Friday, September 10, 2021

NO SOY FAMOSO PERO TENGO ALGO QUE DECIR 50)

MI  VIDA Y SUS INFIERNOS.


MIS  ÚLTIMAS  FRUSTRACIONES. Regresé  a Tierra Santa con  renovadas   ilusiones.  A poco de andar  me di cuenta que el país había cambiado.  El Gobierno estaba dedicado enteramente a la absorción del millón y medio de personas proveniente de la EXCORTINA DE HIERRO. Era gente que había crecido en medio de la CORRUPCIÓN,   LA PROSTITUCIÓN,  EL   TRÁFICO  DE DROGAS y    otras lacras heredadas de ese comunismo agonizante.

Había  una enorme  cantidad de matrimonios mixtos y también de  truchimanes (CRISTIANOS COLADOS), que se las habían ingeniado  para   recibir los mismos  beneficios  que cualquier inmigrante.    

Esta corriente inmigratoria no tenía ideales. Nada que ver con aquellos rusos que llegaron en los años setenta,  gente que pensaba en   Israel como la cuna de sus ancestros y no como una alternativa por no poder emigrar a los EEUU.
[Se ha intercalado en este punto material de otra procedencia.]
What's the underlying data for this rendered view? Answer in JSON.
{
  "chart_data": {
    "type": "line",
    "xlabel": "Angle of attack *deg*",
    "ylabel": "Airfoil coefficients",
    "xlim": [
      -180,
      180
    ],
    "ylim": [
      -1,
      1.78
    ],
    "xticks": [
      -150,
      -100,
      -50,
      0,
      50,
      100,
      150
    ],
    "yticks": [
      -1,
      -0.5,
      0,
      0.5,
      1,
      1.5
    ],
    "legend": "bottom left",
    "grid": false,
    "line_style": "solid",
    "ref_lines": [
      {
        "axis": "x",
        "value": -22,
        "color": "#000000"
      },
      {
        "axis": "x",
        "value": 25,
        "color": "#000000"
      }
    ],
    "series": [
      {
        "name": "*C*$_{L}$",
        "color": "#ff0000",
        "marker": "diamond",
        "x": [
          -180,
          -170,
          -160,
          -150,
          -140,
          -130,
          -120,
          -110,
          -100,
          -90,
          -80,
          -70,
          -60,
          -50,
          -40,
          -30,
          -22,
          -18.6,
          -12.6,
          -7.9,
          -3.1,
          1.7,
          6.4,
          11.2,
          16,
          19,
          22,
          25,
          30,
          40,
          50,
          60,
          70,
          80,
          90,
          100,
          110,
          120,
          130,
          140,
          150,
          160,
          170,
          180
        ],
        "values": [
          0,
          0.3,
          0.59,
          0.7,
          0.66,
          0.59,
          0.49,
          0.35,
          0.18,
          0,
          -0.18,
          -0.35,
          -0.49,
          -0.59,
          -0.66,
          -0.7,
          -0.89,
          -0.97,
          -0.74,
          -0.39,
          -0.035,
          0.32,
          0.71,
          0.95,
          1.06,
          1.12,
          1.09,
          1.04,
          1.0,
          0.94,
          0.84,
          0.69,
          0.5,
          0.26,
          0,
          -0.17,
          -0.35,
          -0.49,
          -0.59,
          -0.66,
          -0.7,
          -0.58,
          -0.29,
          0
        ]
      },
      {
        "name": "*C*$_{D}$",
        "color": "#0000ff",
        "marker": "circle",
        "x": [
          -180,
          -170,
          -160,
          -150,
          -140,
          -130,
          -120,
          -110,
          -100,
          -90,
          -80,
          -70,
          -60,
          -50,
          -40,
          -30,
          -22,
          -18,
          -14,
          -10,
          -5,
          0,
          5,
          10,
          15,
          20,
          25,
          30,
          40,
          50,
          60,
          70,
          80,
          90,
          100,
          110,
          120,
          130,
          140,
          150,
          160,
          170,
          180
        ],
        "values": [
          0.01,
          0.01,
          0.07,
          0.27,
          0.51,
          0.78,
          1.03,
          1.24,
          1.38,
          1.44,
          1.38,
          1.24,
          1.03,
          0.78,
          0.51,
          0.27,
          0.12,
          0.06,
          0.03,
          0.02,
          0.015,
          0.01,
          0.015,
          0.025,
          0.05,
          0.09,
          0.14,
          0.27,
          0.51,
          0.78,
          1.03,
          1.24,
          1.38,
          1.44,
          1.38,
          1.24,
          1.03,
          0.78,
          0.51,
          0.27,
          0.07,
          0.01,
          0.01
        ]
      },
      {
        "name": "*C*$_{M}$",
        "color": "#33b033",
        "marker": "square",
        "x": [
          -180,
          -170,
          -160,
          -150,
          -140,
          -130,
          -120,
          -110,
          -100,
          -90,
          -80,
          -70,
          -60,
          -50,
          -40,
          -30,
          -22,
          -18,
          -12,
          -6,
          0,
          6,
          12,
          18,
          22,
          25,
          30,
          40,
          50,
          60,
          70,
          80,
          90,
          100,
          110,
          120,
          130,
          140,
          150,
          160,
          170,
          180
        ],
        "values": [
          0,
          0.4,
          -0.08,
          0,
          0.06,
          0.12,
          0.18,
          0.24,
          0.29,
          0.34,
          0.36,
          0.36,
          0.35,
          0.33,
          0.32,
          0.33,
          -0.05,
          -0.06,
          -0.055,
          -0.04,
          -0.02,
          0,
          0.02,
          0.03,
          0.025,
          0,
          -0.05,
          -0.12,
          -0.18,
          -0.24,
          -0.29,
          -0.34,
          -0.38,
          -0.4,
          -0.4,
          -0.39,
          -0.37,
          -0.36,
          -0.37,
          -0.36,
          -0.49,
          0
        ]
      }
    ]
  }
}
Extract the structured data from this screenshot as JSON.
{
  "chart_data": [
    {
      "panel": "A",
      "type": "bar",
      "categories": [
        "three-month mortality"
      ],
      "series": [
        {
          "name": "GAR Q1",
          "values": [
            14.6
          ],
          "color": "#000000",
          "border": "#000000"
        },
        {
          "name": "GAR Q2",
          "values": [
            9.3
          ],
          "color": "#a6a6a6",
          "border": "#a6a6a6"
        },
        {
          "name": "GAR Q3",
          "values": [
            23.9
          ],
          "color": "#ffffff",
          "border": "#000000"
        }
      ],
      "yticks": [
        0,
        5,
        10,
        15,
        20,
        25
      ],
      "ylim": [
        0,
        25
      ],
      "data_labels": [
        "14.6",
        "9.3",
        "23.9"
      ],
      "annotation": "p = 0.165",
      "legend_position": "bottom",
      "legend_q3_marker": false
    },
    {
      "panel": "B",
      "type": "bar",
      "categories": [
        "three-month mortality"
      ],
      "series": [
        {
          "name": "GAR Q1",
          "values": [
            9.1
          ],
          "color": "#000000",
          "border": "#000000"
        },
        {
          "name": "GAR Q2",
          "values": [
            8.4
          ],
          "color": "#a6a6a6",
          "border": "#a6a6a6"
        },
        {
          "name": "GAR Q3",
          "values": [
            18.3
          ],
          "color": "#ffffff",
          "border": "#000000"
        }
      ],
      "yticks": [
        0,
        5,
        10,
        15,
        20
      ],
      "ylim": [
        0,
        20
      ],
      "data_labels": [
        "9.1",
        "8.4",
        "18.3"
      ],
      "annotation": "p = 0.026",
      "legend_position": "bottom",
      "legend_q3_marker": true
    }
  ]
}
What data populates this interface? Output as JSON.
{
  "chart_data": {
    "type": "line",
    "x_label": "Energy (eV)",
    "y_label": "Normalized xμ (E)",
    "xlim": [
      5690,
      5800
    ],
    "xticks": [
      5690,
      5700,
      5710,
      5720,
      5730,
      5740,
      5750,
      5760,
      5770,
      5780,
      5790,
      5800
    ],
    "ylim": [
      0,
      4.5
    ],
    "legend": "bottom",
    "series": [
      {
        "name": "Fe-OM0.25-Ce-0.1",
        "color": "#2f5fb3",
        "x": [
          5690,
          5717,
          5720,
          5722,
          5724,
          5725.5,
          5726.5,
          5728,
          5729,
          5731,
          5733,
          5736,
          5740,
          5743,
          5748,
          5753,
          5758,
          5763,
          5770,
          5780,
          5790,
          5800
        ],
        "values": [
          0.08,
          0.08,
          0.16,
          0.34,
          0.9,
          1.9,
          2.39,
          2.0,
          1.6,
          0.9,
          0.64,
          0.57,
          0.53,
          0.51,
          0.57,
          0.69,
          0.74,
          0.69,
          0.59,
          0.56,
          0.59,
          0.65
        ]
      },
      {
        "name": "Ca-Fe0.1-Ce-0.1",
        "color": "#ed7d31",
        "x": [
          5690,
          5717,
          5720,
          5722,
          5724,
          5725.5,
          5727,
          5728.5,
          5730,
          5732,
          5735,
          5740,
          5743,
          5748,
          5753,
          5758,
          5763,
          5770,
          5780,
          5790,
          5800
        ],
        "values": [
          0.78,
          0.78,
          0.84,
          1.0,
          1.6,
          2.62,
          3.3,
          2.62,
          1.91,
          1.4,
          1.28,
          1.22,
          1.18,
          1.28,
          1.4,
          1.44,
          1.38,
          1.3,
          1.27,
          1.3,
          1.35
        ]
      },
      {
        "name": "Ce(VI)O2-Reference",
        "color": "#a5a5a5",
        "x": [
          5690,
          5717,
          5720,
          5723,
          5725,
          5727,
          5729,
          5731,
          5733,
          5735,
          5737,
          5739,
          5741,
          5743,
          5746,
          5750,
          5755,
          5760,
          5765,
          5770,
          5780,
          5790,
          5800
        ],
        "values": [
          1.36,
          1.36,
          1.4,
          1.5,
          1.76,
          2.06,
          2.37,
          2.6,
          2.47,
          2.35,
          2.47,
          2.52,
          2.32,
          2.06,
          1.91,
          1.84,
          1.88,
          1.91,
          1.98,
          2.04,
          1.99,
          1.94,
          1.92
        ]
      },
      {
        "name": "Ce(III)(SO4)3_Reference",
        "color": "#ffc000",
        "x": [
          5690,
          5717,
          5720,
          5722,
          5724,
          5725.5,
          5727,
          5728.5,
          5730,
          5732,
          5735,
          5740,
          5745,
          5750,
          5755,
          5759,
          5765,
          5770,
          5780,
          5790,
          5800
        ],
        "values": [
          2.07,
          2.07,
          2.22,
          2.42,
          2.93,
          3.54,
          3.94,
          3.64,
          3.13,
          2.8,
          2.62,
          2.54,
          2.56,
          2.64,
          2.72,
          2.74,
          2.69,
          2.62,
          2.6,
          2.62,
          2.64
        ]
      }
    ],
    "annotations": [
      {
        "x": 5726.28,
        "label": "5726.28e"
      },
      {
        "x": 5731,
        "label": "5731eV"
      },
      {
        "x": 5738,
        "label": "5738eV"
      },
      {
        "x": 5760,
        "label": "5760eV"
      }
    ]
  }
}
Los excomunistas de origen hebreo reforzaron a la derecha israelí. Y se hicieron sentir en cada elección.  Este proceso se asemejaba  los gusanos cubanos, aquellos que Fidel Castro  liberó   para que pudrieran a la sociedad norteamericana.

“La CIA llamó ‘gusanos’ a sus servidores en Cuba.”

Cuando aterricé   Mi Hijo, el menor,  me estaba esperando.  En el coche de un amigo me llevó hasta el mono ambiente, que Mi  Hermano Menor tenía  en Bat Yam--Hija del mar, (fundada en 1926). Me adueñé de la pequeña habitación aprovechando que su inquilino se pasaba la mayor parte del año en la casa de su amiga argentina que vivía en Eilat.

Hurgando  unas cajas que estaban amontonadas en el único ropero que había en  la habitación, encontré una parva de facturas impagas de varios años. La deuda que en un principio eran  grushim (monedas) se habían transformado en cientos de  schekalim, imposibles de pagar, salvo que el deudor  fuera amnistiado, o se decidiera a trabajar.  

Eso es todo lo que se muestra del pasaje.